Libérer du temps hors écrans, c’est parfois la naissance d’une vocation !
Le hasard fait bien les choses !
Il y a près de deux ans, j’ai eu la chance de faire une rencontre des plus intéressantes.
J’étais
dans un TGV vers Paris, pour participer à une réunion importante dans
le cadre de notre grande mobilisation pour interdire l’usage des
smartphones à l’école.
Assis à côté de moi, un jeune homme
visiblement talentueux. Intrigué par l’habileté avec laquelle mon voisin
enchaînait ses coups de “crayon” sur tablette graphique, j’ai engagé la
conversation. Puis il m’a montré quelques croquis, dont j’ai beaucoup
aimé le style.
Très vite, nos discussions ont tourné autour… des écrans !

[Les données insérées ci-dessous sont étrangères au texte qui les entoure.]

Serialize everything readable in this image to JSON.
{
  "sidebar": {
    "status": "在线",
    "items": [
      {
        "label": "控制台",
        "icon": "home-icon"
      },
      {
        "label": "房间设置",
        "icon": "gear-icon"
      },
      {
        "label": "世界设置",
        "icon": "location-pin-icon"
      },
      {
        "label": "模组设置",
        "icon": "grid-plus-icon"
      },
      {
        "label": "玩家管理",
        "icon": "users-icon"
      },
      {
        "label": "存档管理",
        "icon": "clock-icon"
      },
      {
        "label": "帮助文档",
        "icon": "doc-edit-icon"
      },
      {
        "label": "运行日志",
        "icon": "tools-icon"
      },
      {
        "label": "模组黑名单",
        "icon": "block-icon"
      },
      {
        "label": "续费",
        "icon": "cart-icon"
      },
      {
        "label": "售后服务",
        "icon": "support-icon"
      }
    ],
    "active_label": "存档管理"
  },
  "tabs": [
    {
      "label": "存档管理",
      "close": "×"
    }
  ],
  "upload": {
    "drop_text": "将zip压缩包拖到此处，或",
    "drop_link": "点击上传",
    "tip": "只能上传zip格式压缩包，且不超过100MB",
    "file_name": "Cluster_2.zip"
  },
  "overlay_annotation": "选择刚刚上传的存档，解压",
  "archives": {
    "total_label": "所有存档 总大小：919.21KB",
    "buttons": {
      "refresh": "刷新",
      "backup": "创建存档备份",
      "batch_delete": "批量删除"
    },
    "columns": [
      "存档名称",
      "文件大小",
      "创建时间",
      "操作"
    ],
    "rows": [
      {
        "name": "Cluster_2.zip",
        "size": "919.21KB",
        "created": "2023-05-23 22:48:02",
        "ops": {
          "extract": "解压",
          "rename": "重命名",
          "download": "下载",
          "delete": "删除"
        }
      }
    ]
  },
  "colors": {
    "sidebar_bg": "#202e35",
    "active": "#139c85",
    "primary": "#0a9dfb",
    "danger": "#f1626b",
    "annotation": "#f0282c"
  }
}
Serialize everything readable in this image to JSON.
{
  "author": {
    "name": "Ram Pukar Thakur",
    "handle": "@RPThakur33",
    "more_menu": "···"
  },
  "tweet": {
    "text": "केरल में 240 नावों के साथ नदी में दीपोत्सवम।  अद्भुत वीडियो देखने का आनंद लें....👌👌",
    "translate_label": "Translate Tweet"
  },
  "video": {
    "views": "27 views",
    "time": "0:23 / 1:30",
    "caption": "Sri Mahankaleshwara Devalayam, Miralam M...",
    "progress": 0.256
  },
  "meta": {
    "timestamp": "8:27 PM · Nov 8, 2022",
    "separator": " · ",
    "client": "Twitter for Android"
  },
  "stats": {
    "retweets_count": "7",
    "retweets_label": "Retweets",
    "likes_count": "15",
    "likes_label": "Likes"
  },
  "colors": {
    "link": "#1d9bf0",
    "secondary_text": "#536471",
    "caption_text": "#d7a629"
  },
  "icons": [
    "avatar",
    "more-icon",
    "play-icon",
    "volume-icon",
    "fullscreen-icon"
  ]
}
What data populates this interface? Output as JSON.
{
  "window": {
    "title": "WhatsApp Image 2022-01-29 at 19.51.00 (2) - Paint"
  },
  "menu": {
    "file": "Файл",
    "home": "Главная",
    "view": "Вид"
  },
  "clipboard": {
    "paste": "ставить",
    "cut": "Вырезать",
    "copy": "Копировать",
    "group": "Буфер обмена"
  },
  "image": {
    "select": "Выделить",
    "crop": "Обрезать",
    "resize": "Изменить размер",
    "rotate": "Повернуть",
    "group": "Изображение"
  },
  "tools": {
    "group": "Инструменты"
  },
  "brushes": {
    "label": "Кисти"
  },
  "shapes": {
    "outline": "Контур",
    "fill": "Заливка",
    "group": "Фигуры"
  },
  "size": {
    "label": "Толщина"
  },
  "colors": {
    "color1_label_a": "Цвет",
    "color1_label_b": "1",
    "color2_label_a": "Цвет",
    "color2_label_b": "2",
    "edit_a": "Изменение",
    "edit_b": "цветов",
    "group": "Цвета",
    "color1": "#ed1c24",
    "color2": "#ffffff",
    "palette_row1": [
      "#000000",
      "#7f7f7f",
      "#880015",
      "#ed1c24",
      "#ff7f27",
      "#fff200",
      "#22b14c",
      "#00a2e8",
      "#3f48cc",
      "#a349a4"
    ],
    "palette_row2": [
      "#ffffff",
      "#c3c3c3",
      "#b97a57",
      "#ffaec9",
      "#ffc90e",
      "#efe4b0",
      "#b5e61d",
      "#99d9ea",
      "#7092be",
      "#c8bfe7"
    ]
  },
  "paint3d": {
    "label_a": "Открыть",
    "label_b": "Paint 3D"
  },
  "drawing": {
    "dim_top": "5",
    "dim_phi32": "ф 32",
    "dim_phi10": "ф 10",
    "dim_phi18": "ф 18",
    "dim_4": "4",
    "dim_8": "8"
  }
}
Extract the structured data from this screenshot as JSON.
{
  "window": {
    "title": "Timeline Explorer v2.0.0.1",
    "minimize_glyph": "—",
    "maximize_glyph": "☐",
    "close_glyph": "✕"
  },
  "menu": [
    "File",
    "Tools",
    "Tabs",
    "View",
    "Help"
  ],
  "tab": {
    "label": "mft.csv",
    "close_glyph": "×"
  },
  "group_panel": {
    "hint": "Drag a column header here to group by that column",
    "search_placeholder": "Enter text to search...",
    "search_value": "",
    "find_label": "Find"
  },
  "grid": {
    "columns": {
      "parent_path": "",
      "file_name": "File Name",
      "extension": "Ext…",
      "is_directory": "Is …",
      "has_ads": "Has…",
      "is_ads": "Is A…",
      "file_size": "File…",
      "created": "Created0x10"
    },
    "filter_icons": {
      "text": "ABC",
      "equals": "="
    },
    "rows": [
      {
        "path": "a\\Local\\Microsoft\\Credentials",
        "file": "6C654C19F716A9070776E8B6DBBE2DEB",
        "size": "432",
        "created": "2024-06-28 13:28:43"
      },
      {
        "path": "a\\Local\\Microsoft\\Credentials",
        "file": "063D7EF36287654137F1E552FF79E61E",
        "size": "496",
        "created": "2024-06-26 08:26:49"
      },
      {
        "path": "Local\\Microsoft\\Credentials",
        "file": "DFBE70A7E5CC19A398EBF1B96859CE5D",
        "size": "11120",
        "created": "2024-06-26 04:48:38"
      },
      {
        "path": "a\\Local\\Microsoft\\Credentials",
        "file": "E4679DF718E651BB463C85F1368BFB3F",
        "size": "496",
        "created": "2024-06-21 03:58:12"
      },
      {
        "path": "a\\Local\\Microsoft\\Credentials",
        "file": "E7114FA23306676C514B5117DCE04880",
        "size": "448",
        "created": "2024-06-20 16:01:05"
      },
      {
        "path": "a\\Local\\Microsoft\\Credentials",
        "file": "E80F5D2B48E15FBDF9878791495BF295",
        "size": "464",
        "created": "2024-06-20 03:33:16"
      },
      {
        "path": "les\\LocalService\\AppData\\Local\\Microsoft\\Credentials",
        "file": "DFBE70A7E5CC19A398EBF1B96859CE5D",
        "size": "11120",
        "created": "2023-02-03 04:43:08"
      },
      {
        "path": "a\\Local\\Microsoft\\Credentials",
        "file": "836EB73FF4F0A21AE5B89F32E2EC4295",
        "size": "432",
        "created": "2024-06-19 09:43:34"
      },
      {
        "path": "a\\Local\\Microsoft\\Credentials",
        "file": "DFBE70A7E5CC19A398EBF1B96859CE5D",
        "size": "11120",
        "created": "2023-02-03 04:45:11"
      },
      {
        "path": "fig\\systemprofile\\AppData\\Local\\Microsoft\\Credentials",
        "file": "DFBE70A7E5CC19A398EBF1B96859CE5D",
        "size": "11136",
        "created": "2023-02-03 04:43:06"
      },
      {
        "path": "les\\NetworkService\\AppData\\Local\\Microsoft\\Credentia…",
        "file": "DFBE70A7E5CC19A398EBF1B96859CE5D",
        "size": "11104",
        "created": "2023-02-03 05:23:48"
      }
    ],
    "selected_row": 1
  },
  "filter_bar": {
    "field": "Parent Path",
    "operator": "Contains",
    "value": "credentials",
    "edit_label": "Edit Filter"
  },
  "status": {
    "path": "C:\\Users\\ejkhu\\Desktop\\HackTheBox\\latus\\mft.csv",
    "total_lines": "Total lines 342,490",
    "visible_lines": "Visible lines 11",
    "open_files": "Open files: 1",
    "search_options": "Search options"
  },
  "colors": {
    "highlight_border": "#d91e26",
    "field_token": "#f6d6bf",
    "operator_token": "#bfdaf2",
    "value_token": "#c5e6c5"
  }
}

Depuis ce temps-là, Louis n’est autre que l’illustrateur de mes lettres diffusées par e-mail. Vous aurez remarqué sa signature “Bouxom”, son nom de famille, en bas à droite des dessins.
Eh
oui ! Avec talent et humour, ses illustrations colorées apportent un
peu de vie aux infos, alertes et conseils que je vous envoie.
Une vie inspirante
Le parcours de Louis Bouxom, désormais architecte, est étonnant. Il donne raison aux règles parfois strictes de certains parents. De quoi s’inspirer ou déculpabiliser.
Sa
relation délicate avec les écrans durant son enfance et son adolescence
a eu un fort impact sur ses aptitudes, ses passions et son avenir
professionnel.
Mais le mieux est que je vous laisse découvrir son témoignage. J’ai juste ajouté quelques sous-titres.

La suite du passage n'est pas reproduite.